[arch-general] Why "systemd --user" process hanging around after logout?
David Rosenstrauch
darose at darose.net
Fri Jan 24 19:49:45 UTC 2020
I've noticed recently that even after I log out of my desktop env (XFCE)
there is a process tree left hanging around running "systemd --user"
under my user ID (with a bunch of gvfs child processes running under
it). I wouldn't normally care about this, but if I then try to power
down the machine, that running process seems to block syslog from
successfully shutting down, and so the shutdown process waits for an
extra minute and a half until it finally kills the process and powers
off. If I manually kill the "systemd --user" process tree, I have no
such issues and the machine can power down instantly.
Anyone have an idea why this is happening / how to fix? Either by
forcing "systemd --user" to terminate on logout, or by forcing syslog
and/or the shutdown process to not be blocked by systemd?

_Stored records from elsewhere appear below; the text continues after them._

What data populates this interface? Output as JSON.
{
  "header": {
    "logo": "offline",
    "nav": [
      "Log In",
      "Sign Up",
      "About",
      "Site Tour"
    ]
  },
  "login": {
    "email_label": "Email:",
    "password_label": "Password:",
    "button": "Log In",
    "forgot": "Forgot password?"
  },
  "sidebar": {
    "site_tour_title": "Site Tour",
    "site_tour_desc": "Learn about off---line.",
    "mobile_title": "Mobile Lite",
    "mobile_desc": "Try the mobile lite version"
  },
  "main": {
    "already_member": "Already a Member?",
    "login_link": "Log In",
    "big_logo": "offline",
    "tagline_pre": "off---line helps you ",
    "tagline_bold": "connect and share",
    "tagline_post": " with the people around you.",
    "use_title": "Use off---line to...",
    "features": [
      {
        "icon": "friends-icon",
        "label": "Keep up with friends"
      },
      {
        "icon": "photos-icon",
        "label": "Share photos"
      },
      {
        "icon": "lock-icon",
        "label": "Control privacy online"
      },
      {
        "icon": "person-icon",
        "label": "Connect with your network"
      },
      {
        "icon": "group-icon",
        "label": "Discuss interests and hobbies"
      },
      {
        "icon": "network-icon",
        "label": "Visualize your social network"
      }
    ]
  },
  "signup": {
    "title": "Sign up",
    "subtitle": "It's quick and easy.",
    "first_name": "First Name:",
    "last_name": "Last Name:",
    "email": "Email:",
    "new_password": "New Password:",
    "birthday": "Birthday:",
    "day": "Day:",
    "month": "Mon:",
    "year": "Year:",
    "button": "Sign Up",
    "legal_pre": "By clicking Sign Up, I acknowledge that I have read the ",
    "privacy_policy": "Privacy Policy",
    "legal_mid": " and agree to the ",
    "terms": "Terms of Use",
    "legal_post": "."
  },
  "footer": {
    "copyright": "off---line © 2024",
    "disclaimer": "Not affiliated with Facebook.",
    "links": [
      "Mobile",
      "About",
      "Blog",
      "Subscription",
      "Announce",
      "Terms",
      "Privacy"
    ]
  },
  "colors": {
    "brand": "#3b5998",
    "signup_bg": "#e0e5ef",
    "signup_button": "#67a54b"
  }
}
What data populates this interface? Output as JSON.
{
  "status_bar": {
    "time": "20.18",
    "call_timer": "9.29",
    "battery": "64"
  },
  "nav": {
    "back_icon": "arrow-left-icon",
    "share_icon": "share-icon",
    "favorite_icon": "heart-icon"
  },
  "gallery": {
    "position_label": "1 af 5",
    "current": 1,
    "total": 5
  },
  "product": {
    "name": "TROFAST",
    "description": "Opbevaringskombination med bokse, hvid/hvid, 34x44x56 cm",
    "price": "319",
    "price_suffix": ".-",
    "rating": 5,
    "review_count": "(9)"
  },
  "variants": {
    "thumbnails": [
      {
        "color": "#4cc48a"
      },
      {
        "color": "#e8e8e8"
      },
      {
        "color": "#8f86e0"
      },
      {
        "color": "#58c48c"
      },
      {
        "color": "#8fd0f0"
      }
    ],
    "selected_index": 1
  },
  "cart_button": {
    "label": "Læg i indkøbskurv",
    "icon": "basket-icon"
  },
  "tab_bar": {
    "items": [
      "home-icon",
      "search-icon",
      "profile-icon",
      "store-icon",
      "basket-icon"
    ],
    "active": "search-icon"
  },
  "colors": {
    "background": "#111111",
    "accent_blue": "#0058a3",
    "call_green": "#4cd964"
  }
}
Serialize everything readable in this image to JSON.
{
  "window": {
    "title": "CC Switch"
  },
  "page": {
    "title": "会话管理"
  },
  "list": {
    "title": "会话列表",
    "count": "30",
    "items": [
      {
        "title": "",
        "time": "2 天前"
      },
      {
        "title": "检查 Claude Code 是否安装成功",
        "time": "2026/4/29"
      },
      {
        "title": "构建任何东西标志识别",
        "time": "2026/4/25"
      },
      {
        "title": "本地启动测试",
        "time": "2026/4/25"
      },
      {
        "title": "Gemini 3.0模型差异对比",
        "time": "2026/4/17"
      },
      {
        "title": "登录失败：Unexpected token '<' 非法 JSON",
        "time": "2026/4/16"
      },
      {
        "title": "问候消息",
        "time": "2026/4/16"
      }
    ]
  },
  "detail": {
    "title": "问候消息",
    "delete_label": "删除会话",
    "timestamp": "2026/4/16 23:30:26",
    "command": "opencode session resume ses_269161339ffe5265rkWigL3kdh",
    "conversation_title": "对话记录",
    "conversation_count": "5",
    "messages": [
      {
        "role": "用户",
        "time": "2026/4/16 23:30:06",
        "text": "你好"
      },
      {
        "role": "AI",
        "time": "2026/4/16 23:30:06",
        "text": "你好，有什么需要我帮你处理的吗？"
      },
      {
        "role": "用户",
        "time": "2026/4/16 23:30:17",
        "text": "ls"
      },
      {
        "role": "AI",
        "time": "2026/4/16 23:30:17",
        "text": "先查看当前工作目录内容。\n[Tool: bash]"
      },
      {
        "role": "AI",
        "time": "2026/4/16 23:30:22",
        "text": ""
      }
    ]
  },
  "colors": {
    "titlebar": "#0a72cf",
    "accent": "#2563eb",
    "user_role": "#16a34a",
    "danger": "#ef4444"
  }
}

I did some digging on this, and saw some indication that setting
"KillUserProcesses=yes" in /etc/systemd/logind.conf would force the
systemd process to get shut down. But I tried changing that setting and
it didn't make a difference. I also tried setting a script to run at
logout in lightdm, but that didn't seem to work either: it did kill the
original systemd process tree running gvfs, but then it looks like
another one gets spun up to replace it, and I wind up with the same issue.
Anyone have any suggestions how to work around this?